There may be any number of reasons why you may not wish to go through the formal process of petitioning a court for divorce, even though you may not wish to live together. This may be a decision based on finances, religion, chance of reconciliation or just an unwillingness to terminate the marriage in this way.
An alternative to divorce in this case may be a separation, either formally or through a separation agreement. If you, as husband and wife, are living apart you will be defined as separated.

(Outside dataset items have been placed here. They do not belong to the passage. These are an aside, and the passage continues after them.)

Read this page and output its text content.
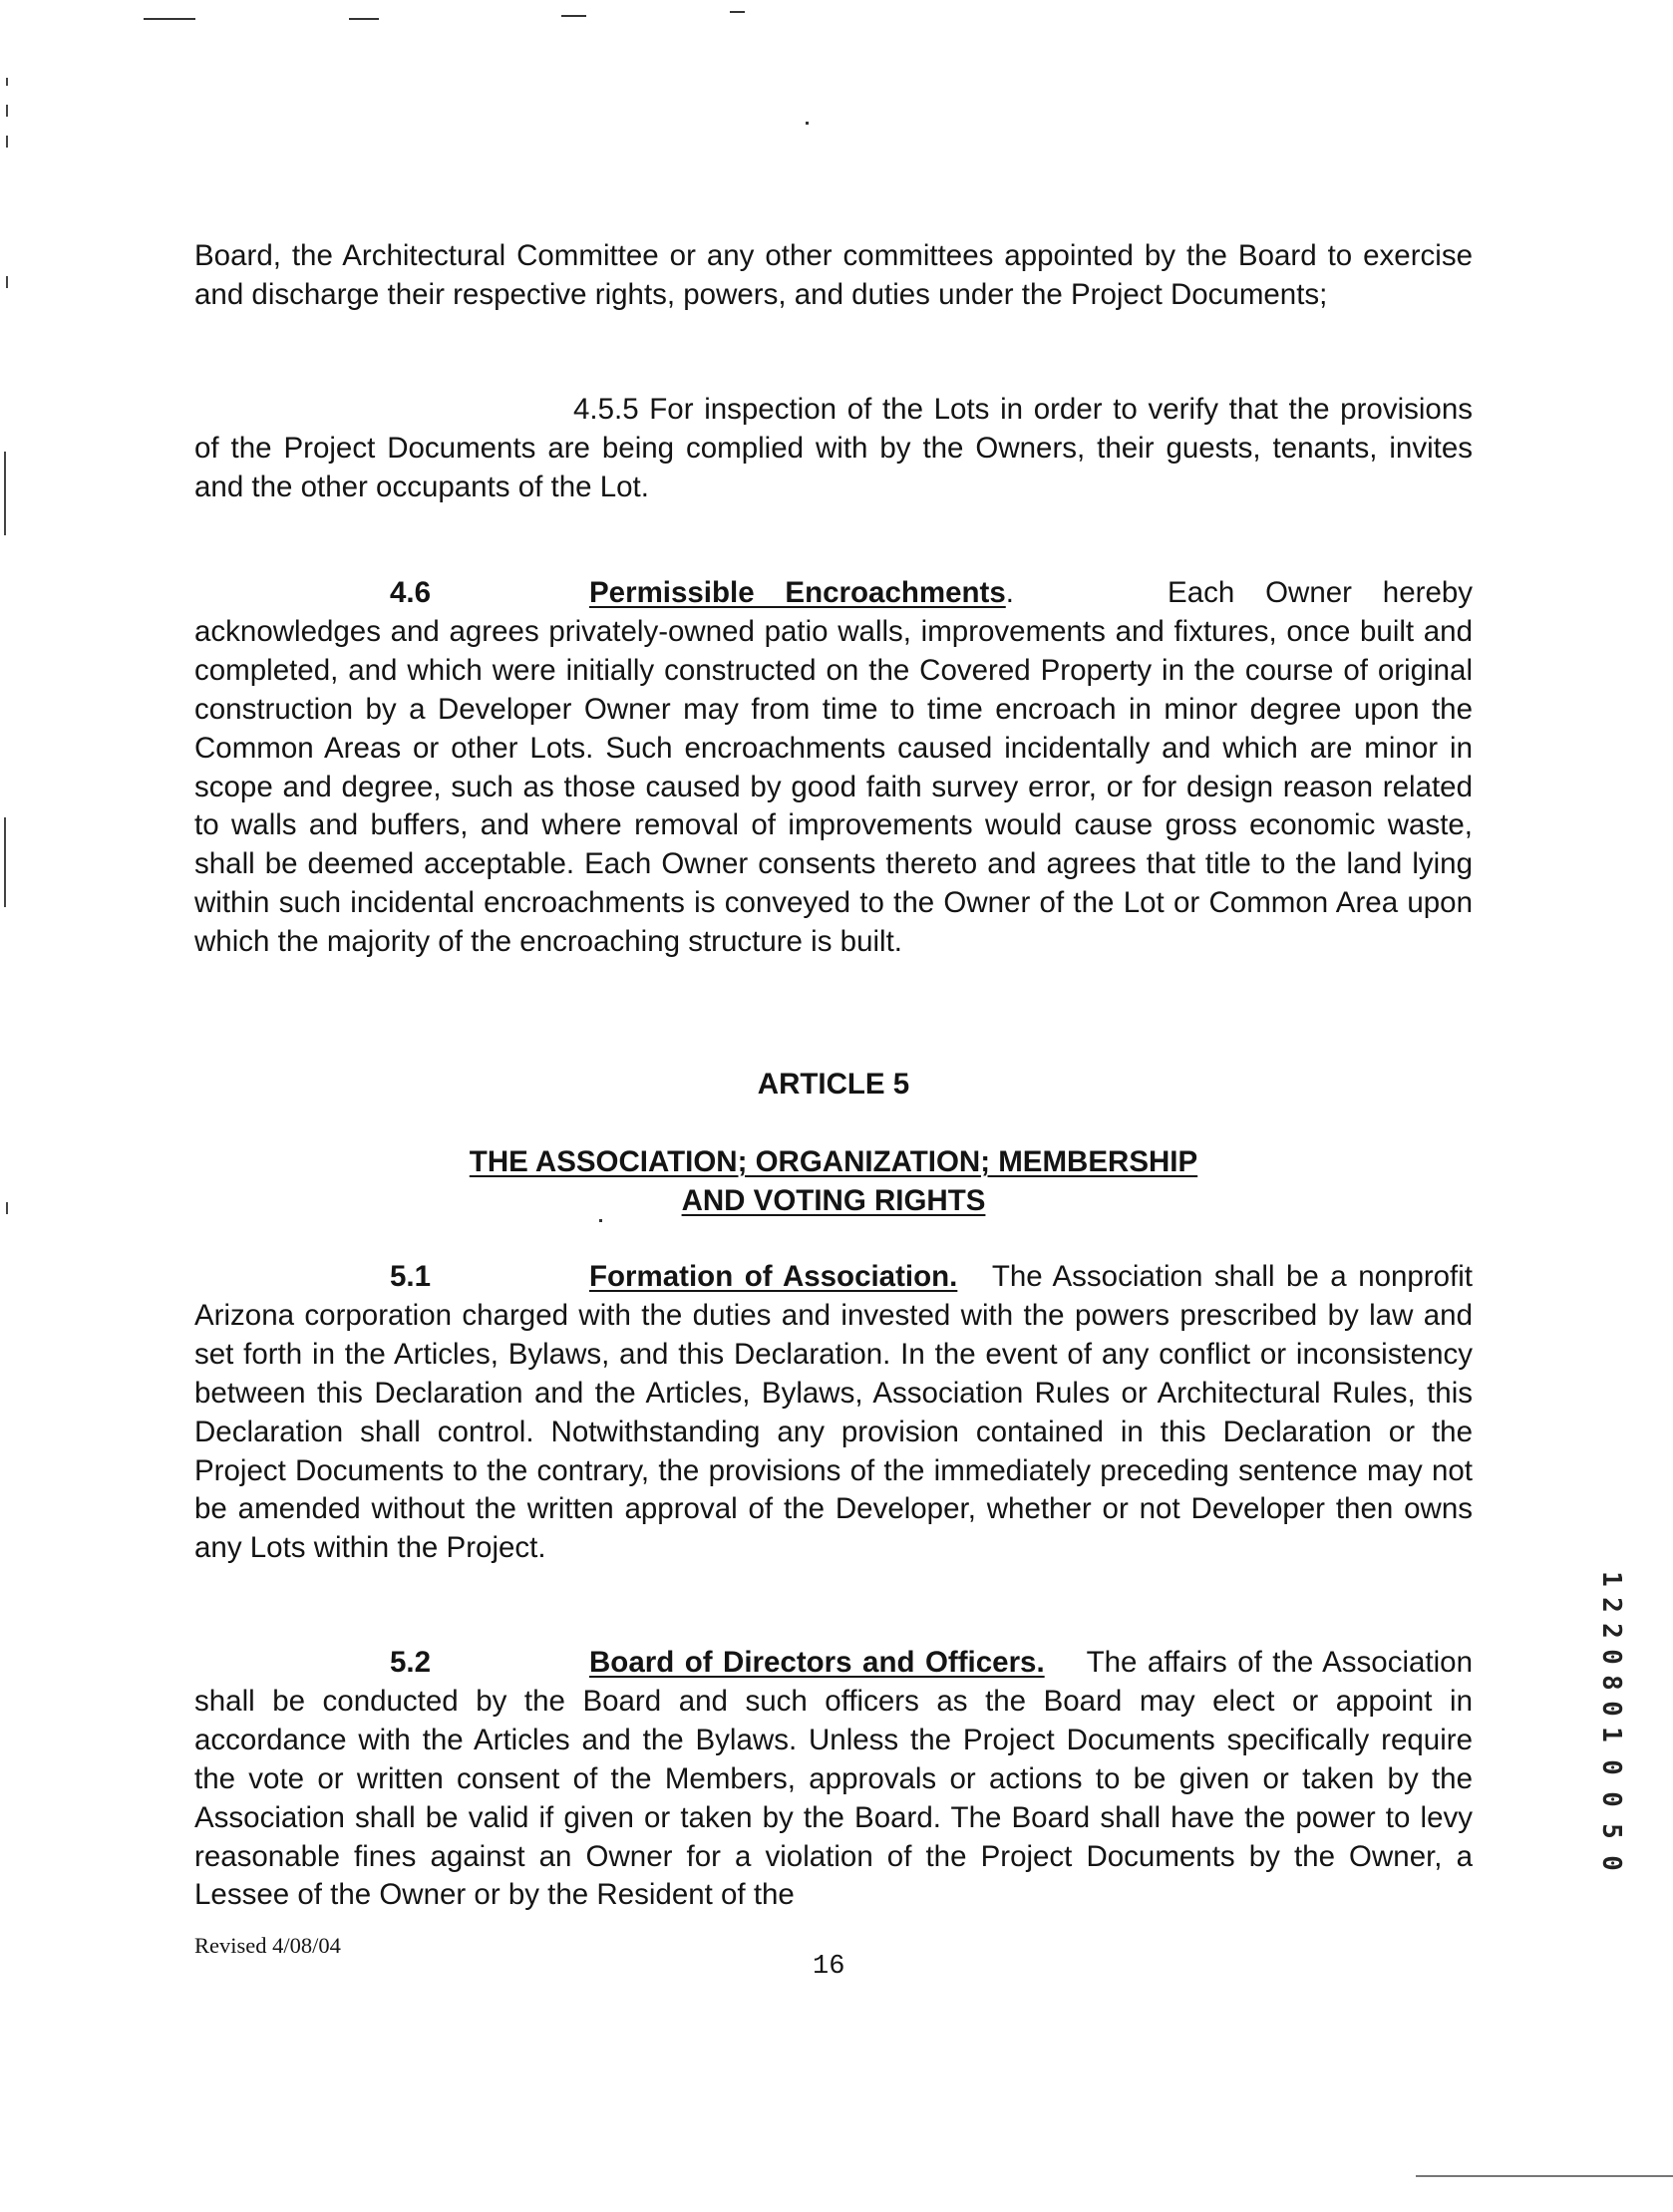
Board, the Architectural Committee or any other committees appointed by the Board to exercise and discharge their respective rights, powers, and duties under the Project Documents;

4.5.5 For inspection of the Lots in order to verify that the provisions of the Project Documents are being complied with by the Owners, their guests, tenants, invites and the other occupants of the Lot.

4.6	Permissible Encroachments.	Each Owner hereby acknowledges and agrees privately-owned patio walls, improvements and fixtures, once built and completed, and which were initially constructed on the Covered Property in the course of original construction by a Developer Owner may from time to time encroach in minor degree upon the Common Areas or other Lots. Such encroachments caused incidentally and which are minor in scope and degree, such as those caused by good faith survey error, or for design reason related to walls and buffers, and where removal of improvements would cause gross economic waste, shall be deemed acceptable. Each Owner consents thereto and agrees that title to the land lying within such incidental encroachments is conveyed to the Owner of the Lot or Common Area upon which the majority of the encroaching structure is built.

ARTICLE 5

THE ASSOCIATION; ORGANIZATION; MEMBERSHIP

AND VOTING RIGHTS

5.1	Formation of Association. The Association shall be a nonprofit Arizona corporation charged with the duties and invested with the powers prescribed by law and set forth in the Articles, Bylaws, and this Declaration. In the event of any conflict or inconsistency between this Declaration and the Articles, Bylaws, Association Rules or Architectural Rules, this Declaration shall control. Notwithstanding any provision contained in this Declaration or the Project Documents to the contrary, the provisions of the immediately preceding sentence may not be amended without the written approval of the Developer, whether or not Developer then owns any Lots within the Project.

5.2	Board of Directors and Officers. The affairs of the Association shall be conducted by the Board and such officers as the Board may elect or appoint in accordance with the Articles and the Bylaws. Unless the Project Documents specifically require the vote or written consent of the Members, approvals or actions to be given or taken by the Association shall be valid if given or taken by the Board. The Board shall have the power to levy reasonable fines against an Owner for a violation of the Project Documents by the Owner, a Lessee of the Owner or by the Resident of the

Revised 4/08/04
16
1
2
2
0
8
0
1
0
0
5
0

The period of separation could be a long term arrangement or simply as a short term separation to consider whether to pursue a divorce. There may be a way to rescue the marriage and quite often a period of separation will allow you both to step back and take a more objective view. There may be religious issues where your faith does not allow for divorce, but where you would still wish to live separate lives. A divorce could mean that there would be adverse financial implications with benefits from tax allowances and other schemes being lost.
If you decide on separation as either a long or short term solution, you should consider drawing up some sort of agreement to set out the terms of your separation.
A Deed of Separation will set out the arrangements that you have made together and agreed upon such as:
- Maintenance and other types of payments
- Arrangements for any children you may have
- How you will split property and other assets
- Who will be responsible for shared bills and debts
This isn’t a legally binding agreement, but would help provide you both with an understanding of how things will be structured. It may also help to simplify matters and avoid court proceedings if you decide on a future divorce.
A Judicial Separation is a more formal agreement that is made through the court setting out similar terms and recognising that you are separated.